A New Adventure In Sales Pages

A New Adventure In Sales Pages

Some A+ Content made in Adobe Spark. Artwork by Grandfailure.

Has there ever been a more exhilarating title than this one? How could you not click?

Amazon has been rolling out a spicy new way to dress up book (and possibly other items?) sales pages. Billed as a feature-rich opportunity to entice passing visitors in much the same way as an arm-waving flailing inflatable tube man might coerce a curious driver into a dealership lot, the A+ Content feature offers authors those tube men and says go.

Now, an aside: for years, the core part of a sales page, not just on Amazon but anywhere, has consisted of a product image coupled with a product description. You'd have a few paragraphs, some rudimentary formatting tools (better know basic HTML if you wanna bold that text!), and that was about it. For all its utilitarian limitations, it at least made putting up a product relatively easy.

I wandered into these new waters the other day, curious to see what I might find. In short, I have to give Amazon credit for the options on offer here. First, there are modules aplenty, offering easy ways to arrange new content without needing any coding knowledge. Layering text on an image can be done right there within the A+ content maker, a cool effect that, before this, would require a fancier image editing tool.

Dropping text and a text box on an image can be done right within A+'s content editor

Amazon also lets you layer on modules too, stacking images and tables and text to create the static media (no gifs or videos, folks) of your dreams. Best, at the end, they simply allow you to pick the ASINs you want to display all this juice on. Apply, get your content approved, and bam. It's all there.
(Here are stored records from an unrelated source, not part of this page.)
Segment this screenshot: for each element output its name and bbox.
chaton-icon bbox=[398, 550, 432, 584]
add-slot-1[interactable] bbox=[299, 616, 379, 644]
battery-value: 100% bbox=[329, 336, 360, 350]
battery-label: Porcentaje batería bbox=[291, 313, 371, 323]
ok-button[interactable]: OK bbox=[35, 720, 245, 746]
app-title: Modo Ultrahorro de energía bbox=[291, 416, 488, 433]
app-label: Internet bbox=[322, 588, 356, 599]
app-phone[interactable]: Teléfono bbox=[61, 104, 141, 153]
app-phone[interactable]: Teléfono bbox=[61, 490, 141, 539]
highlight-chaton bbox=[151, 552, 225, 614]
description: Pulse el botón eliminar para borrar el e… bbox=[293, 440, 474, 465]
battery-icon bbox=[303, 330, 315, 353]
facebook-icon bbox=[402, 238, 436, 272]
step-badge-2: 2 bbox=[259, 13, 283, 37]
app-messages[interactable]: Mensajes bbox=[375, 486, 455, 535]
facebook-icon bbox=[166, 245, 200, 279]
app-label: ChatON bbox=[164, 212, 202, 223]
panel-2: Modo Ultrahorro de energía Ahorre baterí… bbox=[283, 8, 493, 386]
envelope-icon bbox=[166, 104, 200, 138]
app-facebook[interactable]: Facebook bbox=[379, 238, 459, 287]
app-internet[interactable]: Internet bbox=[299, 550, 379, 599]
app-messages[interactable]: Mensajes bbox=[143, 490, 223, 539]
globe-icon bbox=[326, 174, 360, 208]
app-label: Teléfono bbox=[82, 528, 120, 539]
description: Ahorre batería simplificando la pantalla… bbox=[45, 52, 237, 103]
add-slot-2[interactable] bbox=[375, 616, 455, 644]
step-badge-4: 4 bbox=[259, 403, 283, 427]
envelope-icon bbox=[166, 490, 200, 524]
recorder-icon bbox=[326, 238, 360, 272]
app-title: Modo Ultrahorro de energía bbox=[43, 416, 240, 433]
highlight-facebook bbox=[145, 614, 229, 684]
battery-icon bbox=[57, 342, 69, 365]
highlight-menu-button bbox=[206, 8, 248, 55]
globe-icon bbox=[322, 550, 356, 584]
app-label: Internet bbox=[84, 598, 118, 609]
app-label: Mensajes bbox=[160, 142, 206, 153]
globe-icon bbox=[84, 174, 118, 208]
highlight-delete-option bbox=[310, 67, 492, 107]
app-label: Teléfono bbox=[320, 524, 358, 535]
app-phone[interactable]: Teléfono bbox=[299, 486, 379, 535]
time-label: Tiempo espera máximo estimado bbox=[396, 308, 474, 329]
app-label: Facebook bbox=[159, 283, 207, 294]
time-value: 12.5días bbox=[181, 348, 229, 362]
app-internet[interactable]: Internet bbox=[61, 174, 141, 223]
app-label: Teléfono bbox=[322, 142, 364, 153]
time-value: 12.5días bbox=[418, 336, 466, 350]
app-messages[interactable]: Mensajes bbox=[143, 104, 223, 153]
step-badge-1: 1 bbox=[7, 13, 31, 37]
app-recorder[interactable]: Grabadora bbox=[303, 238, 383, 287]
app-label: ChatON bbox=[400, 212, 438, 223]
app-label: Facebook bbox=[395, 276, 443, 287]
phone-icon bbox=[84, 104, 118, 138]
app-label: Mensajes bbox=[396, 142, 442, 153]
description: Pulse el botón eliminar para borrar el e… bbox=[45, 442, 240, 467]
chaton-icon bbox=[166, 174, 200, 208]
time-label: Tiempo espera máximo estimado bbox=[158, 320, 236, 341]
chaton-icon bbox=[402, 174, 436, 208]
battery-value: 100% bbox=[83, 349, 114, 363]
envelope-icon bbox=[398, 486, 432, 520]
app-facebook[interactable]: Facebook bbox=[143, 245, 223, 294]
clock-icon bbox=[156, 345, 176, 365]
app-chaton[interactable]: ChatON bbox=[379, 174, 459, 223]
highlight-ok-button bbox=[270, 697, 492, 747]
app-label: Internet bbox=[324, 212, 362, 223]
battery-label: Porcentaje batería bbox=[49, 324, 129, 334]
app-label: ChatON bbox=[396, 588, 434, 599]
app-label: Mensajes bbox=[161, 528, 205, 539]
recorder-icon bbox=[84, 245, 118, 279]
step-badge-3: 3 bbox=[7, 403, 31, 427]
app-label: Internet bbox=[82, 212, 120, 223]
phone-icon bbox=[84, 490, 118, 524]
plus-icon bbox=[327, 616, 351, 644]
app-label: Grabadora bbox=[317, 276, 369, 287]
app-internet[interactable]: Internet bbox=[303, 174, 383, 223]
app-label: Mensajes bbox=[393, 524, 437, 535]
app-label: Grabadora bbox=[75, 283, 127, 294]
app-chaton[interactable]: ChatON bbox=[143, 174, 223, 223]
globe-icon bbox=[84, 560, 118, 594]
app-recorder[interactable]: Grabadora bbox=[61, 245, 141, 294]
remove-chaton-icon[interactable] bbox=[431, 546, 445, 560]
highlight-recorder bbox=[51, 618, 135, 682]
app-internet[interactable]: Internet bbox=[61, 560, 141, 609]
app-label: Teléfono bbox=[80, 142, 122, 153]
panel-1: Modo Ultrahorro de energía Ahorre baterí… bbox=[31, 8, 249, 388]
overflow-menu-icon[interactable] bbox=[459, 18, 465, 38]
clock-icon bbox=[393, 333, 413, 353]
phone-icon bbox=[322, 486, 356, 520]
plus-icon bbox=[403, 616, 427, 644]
I'm going to look at the negative bits and pieces in a second, but I have to say, as an author, this is a really neat toy to play with. I own my own website, so with some time and effort I could set this up here, but guess what? Most people looking for my stories don't come here to shop. They're at Barnes and Noble, they're at Amazon. In short, investing the time to turn a page on this website fancy isn't a good payoff.

Turning an Amazon sales page that gets tons of clicks every day into a better, more fun space? That makes more sense.

Now, all's not perfect in A+ land, though I'll again say that for a relatively new tool, the offerings here are impressive.

First and foremost, every image module on offer in A+ seems to demand different image sizes. That means clipping and snapping your chosen images into odd boxes, which in turn means you'd better be handy with that crop tool. I've been using the excellent Adobe Spark, which is a rapid, efficient way to make minor image adjustments at whatever size you need. Loading all these up in Photoshop for the full suite would take forever.

For the initial Sever Squad A+ content, I had to resize at least 10 images. Many more as I played around with ideas. Not hard work, but tedious. If Amazon offered a dynamic cropping solution within the A+ editor, it'd save so much time.

Second, there's not much guidance on image file sizes or the number of modules we can stick on our pages. Can we throw five or six different ones on there, or is the expectation more like three? This might not seem like a big deal until all the big authors/publishers in your genre leverage their artists to create reams of beautiful images. That's time I'd rather spend writing, and that someone without image editing experience is going to have to spend money to match.

Last, Amazon has the weird distinction of separate marketplaces by country. For example, going to amazon.co.uk is going to take you somewhere different than amazon.com. What crosses over between these marketplaces is a mystery, but A+ content isn't, by default, one of them. On the one hand, this allows those with the time and resources to do so to create language/marketplace-specific content. On the other, now I've gotta manually add this in everywhere.

I'd love it if Amazon gave us a simple option to add this in across the globe, in every marketplace.

All that being said, I'll take some inefficiencies for a chance to spice up my sales pages. The new images, blurb space are a chance to indulge a little creative fun within worlds outside of the page. And if you have a favorite author out there, take a peek on their Amazon page soon and see if they're doing anything fun.